Getting early writing start

Program: About 150 elementary-age children make a field trip to a conference of the Young Writers' Institute to write and to learn from those who write in their work.

March 19, 2003|By Laura Shovan | Laura Shovan,SPECIAL TO THE SUN

A field trip to Howard County schools' professional development center might sound dull, but last week 150 elementary school children couldn't hide their enthusiasm.

The center in Columbia was decorated with balloons. Rooms were renamed after favorite authors such as J.K. Rowling and A.A. Milne, transforming the building into a conference for beginning authors.

The conference was part of the Young Writers' Institute, a yearlong program that is included in some elementary schools' Gifted and Talented (GT) curriculum. Children meet weekly to write and learn about the writing process, from brainstorming to final editing.

At the conference, adults in a variety of fields met with the pupils. On hand were a cartoonist, police officer, media specialist, songwriter and others, all of whom use writing in their work. And that is the point organizers Noel Richman and Kim Eubanks hope to make.

"We think this variety of people really gives kids a broad perspective of what writing is," said Richman, a GT specialist at Swansfield Elementary.

Before the institute began in 2000, "a lot of teachers were in their own schools individually trying to figure out what to do with the gifted writers they had," Richman said.

At a conference, "a bunch of us got together and talked about what we were doing for the gifted writers," she said. "From there we thought, `Wouldn't it be great to bring them together and expose them not only to each other, but to practicing professionals.' "

Eubanks, GT specialist at Dasher Green Elementary, said, "Many schools have taught creative writing, but this was the first time that it was formalized. ... We tried to make it something grander."

Five schools participated in the first conference, with about 60 children attending. Now in its third year, the program has grown to 14 schools.

Fourth-graders and fifth-graders who attended the conference had a chance to apply what they were learning. A software engineer from the National Aeronautics and Space Administration had them do an experiment and write a report.

A sports copy editor gave them newspaper clips about a basketball game, player statistics and a team information sheet. From those they compiled a sports column.

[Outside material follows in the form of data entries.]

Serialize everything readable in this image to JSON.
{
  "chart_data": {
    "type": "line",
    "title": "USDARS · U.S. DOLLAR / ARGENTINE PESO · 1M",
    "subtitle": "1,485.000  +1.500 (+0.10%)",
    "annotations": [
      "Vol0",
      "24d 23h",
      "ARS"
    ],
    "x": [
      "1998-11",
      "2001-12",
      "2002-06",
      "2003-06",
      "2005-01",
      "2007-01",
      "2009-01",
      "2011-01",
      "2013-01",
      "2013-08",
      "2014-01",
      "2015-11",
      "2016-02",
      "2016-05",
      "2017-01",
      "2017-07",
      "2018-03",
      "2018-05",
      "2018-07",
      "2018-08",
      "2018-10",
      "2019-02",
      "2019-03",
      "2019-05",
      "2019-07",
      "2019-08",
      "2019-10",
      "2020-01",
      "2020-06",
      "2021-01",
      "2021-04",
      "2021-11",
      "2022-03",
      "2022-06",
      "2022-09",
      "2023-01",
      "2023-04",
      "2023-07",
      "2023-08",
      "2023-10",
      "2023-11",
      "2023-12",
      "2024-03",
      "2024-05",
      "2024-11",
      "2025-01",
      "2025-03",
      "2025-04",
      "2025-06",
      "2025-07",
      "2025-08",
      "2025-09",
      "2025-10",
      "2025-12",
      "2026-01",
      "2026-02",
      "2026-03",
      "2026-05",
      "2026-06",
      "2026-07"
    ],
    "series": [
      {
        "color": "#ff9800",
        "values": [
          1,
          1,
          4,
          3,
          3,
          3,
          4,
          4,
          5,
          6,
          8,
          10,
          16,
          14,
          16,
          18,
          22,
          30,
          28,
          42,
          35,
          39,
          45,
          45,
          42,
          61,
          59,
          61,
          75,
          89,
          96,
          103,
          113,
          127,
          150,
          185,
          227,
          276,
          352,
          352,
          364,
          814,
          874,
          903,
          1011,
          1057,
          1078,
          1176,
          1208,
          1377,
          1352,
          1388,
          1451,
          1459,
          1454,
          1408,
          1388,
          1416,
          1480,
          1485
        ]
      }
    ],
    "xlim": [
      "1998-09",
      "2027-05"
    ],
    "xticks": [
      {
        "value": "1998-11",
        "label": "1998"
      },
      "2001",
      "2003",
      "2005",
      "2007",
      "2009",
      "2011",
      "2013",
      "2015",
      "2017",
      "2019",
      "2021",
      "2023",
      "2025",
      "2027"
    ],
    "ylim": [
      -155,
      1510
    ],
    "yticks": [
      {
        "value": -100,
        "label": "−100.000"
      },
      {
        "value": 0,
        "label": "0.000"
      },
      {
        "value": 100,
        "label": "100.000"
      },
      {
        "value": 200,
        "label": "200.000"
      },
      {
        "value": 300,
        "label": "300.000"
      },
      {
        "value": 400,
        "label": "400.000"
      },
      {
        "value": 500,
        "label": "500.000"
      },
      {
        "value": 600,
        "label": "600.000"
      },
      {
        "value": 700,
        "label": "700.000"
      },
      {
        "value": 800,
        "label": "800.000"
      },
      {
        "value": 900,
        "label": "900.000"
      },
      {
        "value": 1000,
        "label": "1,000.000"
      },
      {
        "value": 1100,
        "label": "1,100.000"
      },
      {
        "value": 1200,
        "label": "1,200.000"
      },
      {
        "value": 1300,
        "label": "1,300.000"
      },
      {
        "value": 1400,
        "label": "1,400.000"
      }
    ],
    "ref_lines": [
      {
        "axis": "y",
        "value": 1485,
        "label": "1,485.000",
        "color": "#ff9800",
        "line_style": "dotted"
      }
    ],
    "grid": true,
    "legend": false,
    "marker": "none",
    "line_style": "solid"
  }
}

Michelle Green was one of the keynote speakers. The Upper Marlboro resident recently published A Strong Right Arm: The Story of Mamie Peanut Johnson, a biography for young readers.

"I love giving back to young writers," Green said. "For children, I talk about the importance of finding their voice [as writers] but also as individuals."

Lindsey Bass, 9, a fourth-grader at Waterloo Elementary, said, "I like meeting the authors 'cause it's fun to actually see the people that have written some of the books you've read."

After Green's speech, the pupils broke into smaller sessions. At one of these, Louise Wall, library media specialist at Waterloo, noted that fantasy authors use stories they heard as children.

"There are authors who are living today who are nothing but downright thieves," Wall said in mock alarm. "They have stolen ideas" from folk tales and fairy tales.

"The first question that children ask authors [is], `Where do you get these ideas?' This way they can see ... many authors get their ideas from ancient oral traditions."

Sean Anderson, 11, a fifth-grader at Northfield Elementary, likes to write fantasy and mystery stories. "I'm learning how to express my ideas better than before, and I'm learning how to write better stories," he said.

Later in the year, each school in the Young Writers' Institute will honor the voices of these young writers with an anthology of their work. The program concludes when schoolchildren gather again to share their writing. Funding through the county's GT office pays for the course, including the conference and an anthology for each child.

"It elevates the children from their daily writing tasks to what the future can bring ... that the writing can take wings, that it can be a part of your life," said Jackie Benner, GT teacher at Pointers Run Elementary.

"By putting on this very adult, very businesslike formal conference, it gives the children the sense that we value them as writers because they come in acting very professional, very excited," Eubanks said. "They get this sense that what they do is valuable."